A team of UK and Australian astronomers has discovered new, independent evidence that the expansion of the universe is accelerating. Their findings have just appeared in the Monthly Notices of the Royal Astronomical Society.

Three years ago, two teams of astronomers rocked the scientific world by finding evidence that the expansion of the universe is accelerating rather than slowing down as had generally been expected because of the gravitational attraction between the matter within it. According to these groups, the brightnesses of supernovae (massive exploding stars) they observed in remote galaxies require a universe filled with a strange kind of dark energy that causes it to accelerate increasingly faster into the infinite future.

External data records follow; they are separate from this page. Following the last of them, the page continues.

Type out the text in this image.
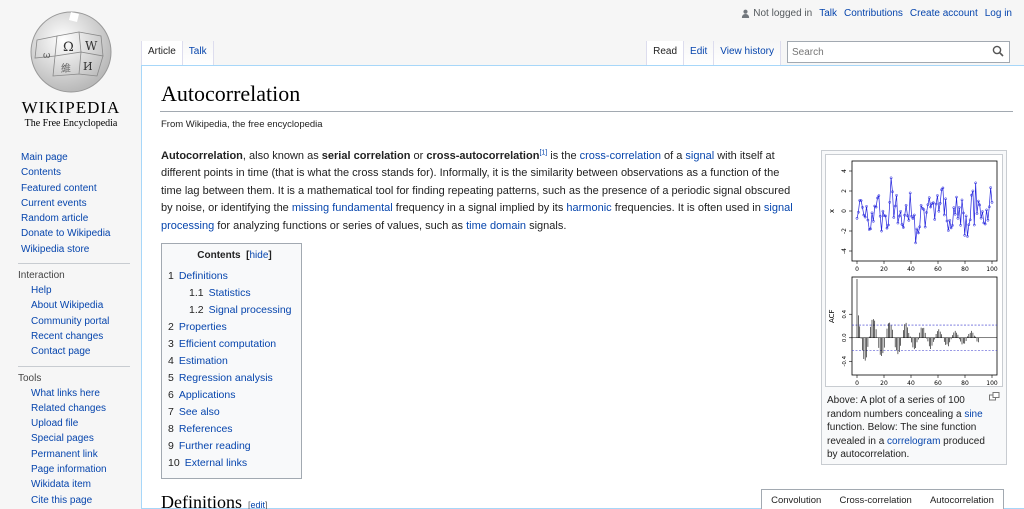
Not logged in Talk Contributions Create account Log in
Ω W
И
維
ω
WIKIPEDIA
The Free Encyclopedia
Main page
Contents
Featured content
Current events
Random article
Donate to Wikipedia
Wikipedia store
Interaction
Help
About Wikipedia
Community portal
Recent changes
Contact page
Tools
What links here
Related changes
Upload file
Special pages
Permanent link
Page information
Wikidata item
Cite this page
Article	Talk	Read	Edit	View history
Search
Autocorrelation
From Wikipedia, the free encyclopedia

Autocorrelation, also known as serial correlation or cross-autocorrelation[1] is the cross-correlation of a signal with itself at different points in time (that is what the cross stands for). Informally, it is the similarity between observations as a function of the time lag between them. It is a mathematical tool for finding repeating patterns, such as the presence of a periodic signal obscured by noise, or identifying the missing fundamental frequency in a signal implied by its harmonic frequencies. It is often used in signal processing for analyzing functions or series of values, such as time domain signals.

Contents  [hide]
1 Definitions
1.1 Statistics
1.2 Signal processing
2 Properties
3 Efficient computation
4 Estimation
5 Regression analysis
6 Applications
7 See also
8 References
9 Further reading
10 External links
0	20	40	60	80	100
-4
-2
0
2
4
x
0	20	40	60	80	100
-0.4
0.0
0.4
ACF
Above: A plot of a series of 100 random numbers concealing a sine function. Below: The sine function revealed in a correlogram produced by autocorrelation.
Definitions [edit]	Convolution Cross-correlation Autocorrelation
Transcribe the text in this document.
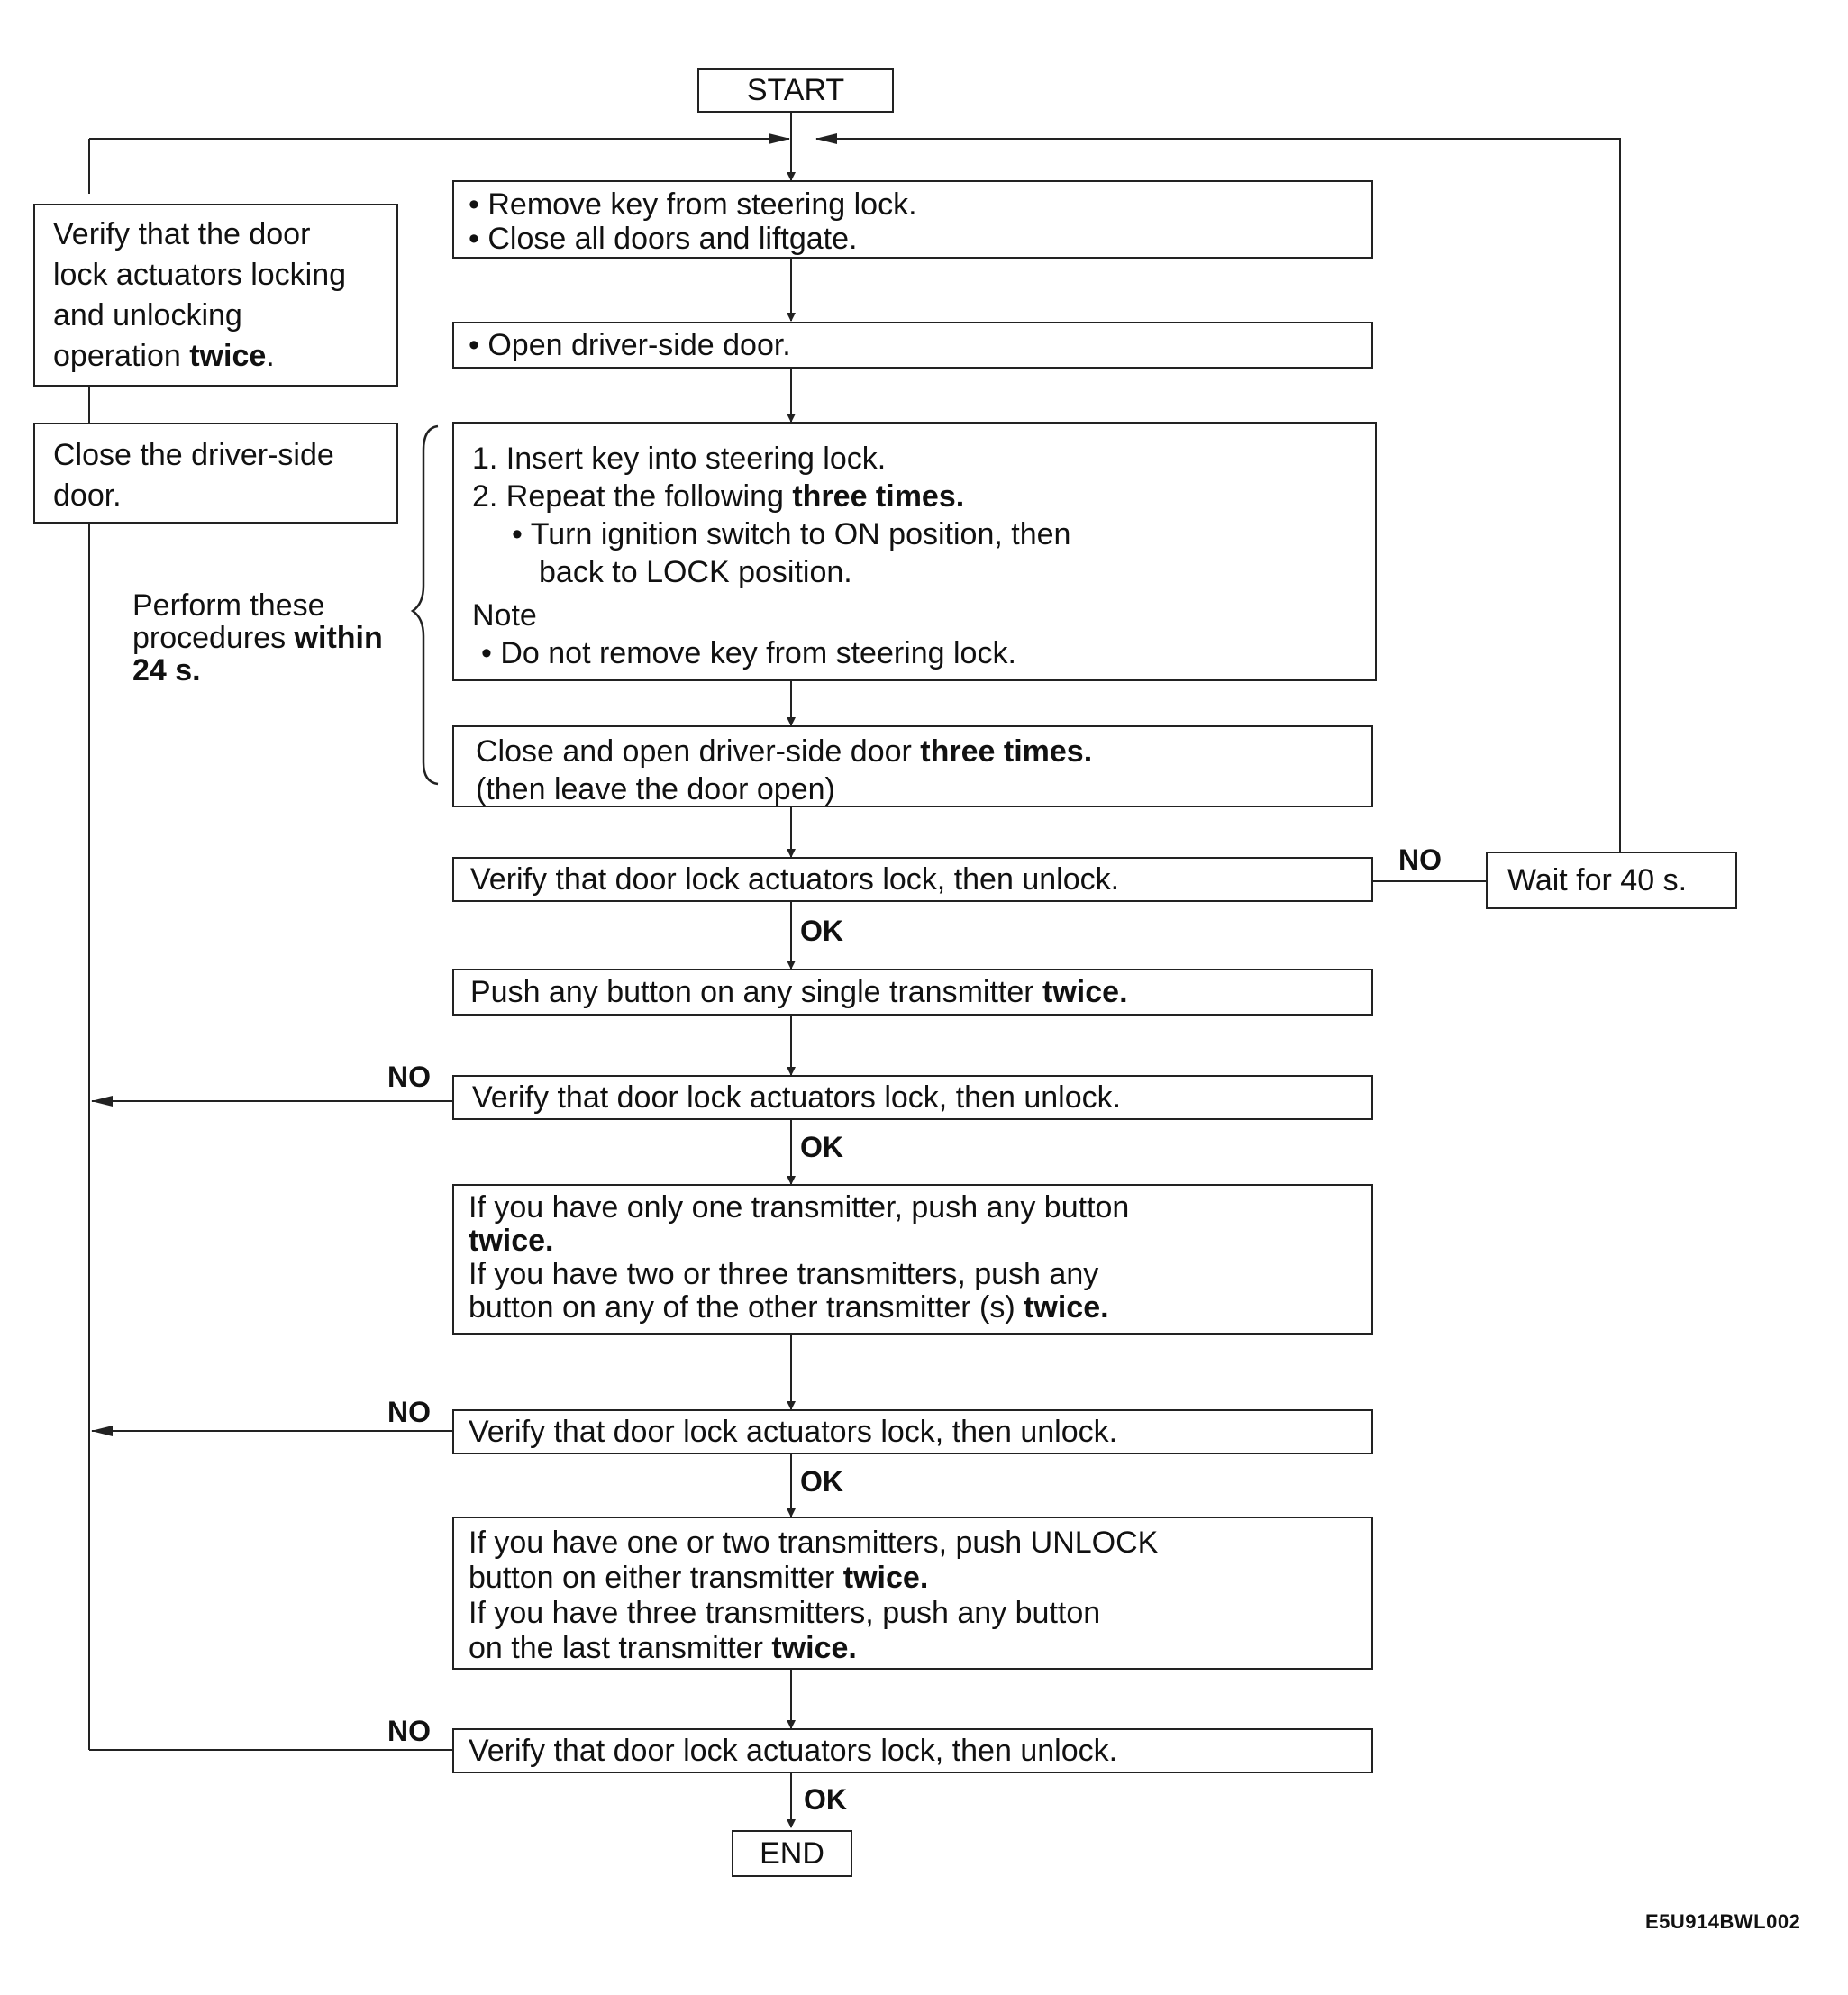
START
END

• Remove key from steering lock.

• Close all doors and liftgate.

• Open driver-side door.

1. Insert key into steering lock.

2. Repeat the following three times.

• Turn ignition switch to ON position, then

back to LOCK position.

Note

• Do not remove key from steering lock.

Close and open driver-side door three times.

(then leave the door open)

Verify that door lock actuators lock, then unlock.	Wait for 40 s.

Push any button on any single transmitter twice.

Verify that door lock actuators lock, then unlock.

If you have only one transmitter, push any button

twice.

If you have two or three transmitters, push any

button on any of the other transmitter (s) twice.

Verify that door lock actuators lock, then unlock.

If you have one or two transmitters, push UNLOCK

button on either transmitter twice.

If you have three transmitters, push any button

on the last transmitter twice.

Verify that door lock actuators lock, then unlock.

Verify that the door

lock actuators locking

and unlocking

operation twice.

Close the driver-side

door.

Perform these

procedures within

24 s.

NO
NO
NO
NO
OK
OK
OK
OK
E5U914BWL002
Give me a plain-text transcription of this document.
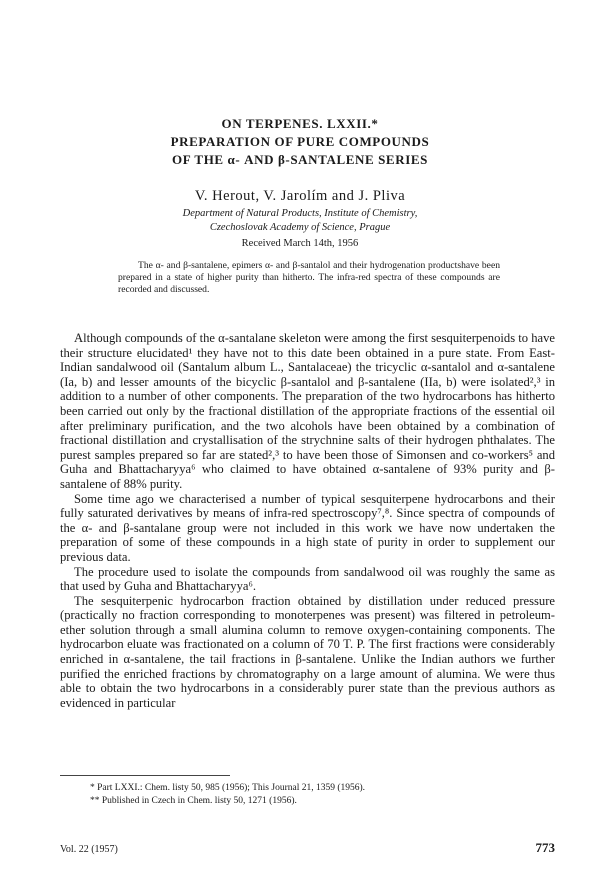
ON TERPENES. LXXII.*
PREPARATION OF PURE COMPOUNDS
OF THE α- AND β-SANTALENE SERIES
V. Herout, V. Jarolím and J. Pliva
Department of Natural Products, Institute of Chemistry,
Czechoslovak Academy of Science, Prague
Received March 14th, 1956
The α- and β-santalene, epimers α- and β-santalol and their hydrogenation productshave been prepared in a state of higher purity than hitherto. The infra-red spectra of these compounds are recorded and discussed.

Although compounds of the α-santalane skeleton were among the first sesquiterpenoids to have their structure elucidated¹ they have not to this date been obtained in a pure state. From East-Indian sandalwood oil (Santalum album L., Santalaceae) the tricyclic α-santalol and α-santalene (Ia, b) and lesser amounts of the bicyclic β-santalol and β-santalene (IIa, b) were isolated²,³ in addition to a number of other components. The preparation of the two hydrocarbons has hitherto been carried out only by the fractional distillation of the appropriate fractions of the essential oil after preliminary purification, and the two alcohols have been obtained by a combination of fractional distillation and crystallisation of the strychnine salts of their hydrogen phthalates. The purest samples prepared so far are stated²,³ to have been those of Simonsen and co-workers⁵ and Guha and Bhattacharyya⁶ who claimed to have obtained α-santalene of 93% purity and β-santalene of 88% purity.

Some time ago we characterised a number of typical sesquiterpene hydrocarbons and their fully saturated derivatives by means of infra-red spectroscopy⁷,⁸. Since spectra of compounds of the α- and β-santalane group were not included in this work we have now undertaken the preparation of some of these compounds in a high state of purity in order to supplement our previous data.

The procedure used to isolate the compounds from sandalwood oil was roughly the same as that used by Guha and Bhattacharyya⁶.

The sesquiterpenic hydrocarbon fraction obtained by distillation under reduced pressure (practically no fraction corresponding to monoterpenes was present) was filtered in petroleum-ether solution through a small alumina column to remove oxygen-containing components. The hydrocarbon eluate was fractionated on a column of 70 T. P. The first fractions were considerably enriched in α-santalene, the tail fractions in β-santalene. Unlike the Indian authors we further purified the enriched fractions by chromatography on a large amount of alumina. We were thus able to obtain the two hydrocarbons in a considerably purer state than the previous authors as evidenced in particular

* Part LXXI.: Chem. listy 50, 985 (1956); This Journal 21, 1359 (1956).
** Published in Czech in Chem. listy 50, 1271 (1956).
Vol. 22 (1957)	773
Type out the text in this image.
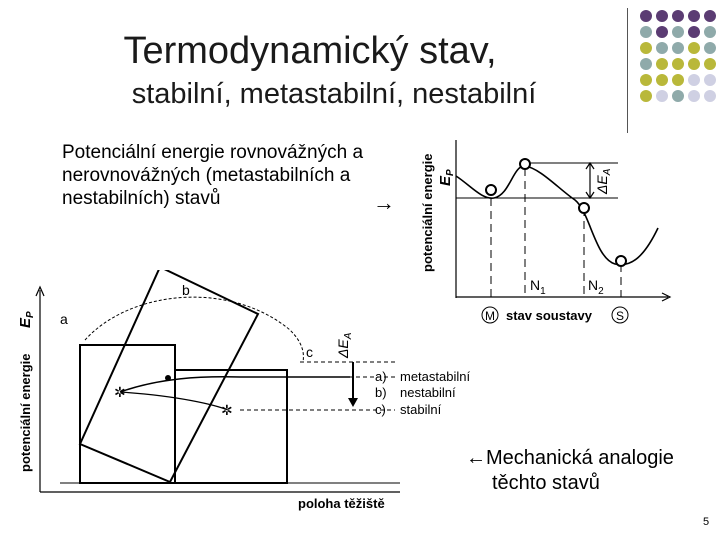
Termodynamický stav,
stabilní, metastabilní, nestabilní
Potenciální energie rovnovážných a nerovnovážných (metastabilních a nestabilních) stavů	→ potenciální energie $E_P$
$\Delta E_A$
$N_1$	$N_2$
M stav soustavy S
potenciální energie
$E_P$
✲
✲
$\Delta E_A$
a
b
c
a) metastabilní
b) nestabilní
c) stabilní
poloha těžiště
←Mechanická analogie
těchto stavů
5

The concept of dark energy was first postulated by Einstein (who called it 'the cosmological constant'). But Einstein later referred to this idea as his greater scientific blunder since it spoilt the simplicity and elegance of his General Theory of Relativity. Since then, the cosmological constant has had a controversial history. The great Cambridge astronomer Sir Arthur Stanley Eddington was convinced of its existence, arguing that the cosmological constant distinguished between the vast size of the observable universe and the tiny scales of subatomic particles. But to most theoretical physicists the cosmological constant has seemed utterly mysterious and unnecessary, and many have been reluctant to accept the results of the supernovae teams.

Now, a team of 27 astronomers led by Professor George Efstathiou of the University of Cambridge has published strong evidence for the existence of dark energy using an entirely different technique. They used the clustering pattern of 250,000 galaxies in a large volume of the universe surveyed with the Anglo-Australian Telescope at Siding Spring in New South Wales, Australia. By comparing the structure in the universe now, some 15 billion years after the Big Bang, with structure observed in the cosmic microwave background radiation, which preserved information about what the universe was like when it was only 300,000 years old, the Anglo-Australian team could apply a simple geometrical test to elucidate the composition of the universe.

Their results show that the universe is full of dark energy, completely consistent with the earlier supernovae results. "It seems that Einstein did not made a blunder after all -- dark energy appears to exist and to dominate over more conventional types of matter" says Professor Efstathiou. "An explanation of the dark energy may involve String Theory, extra dimensions or even what happened before the Big Bang. At present nobody knows. The ball is now firmly in the theorists court."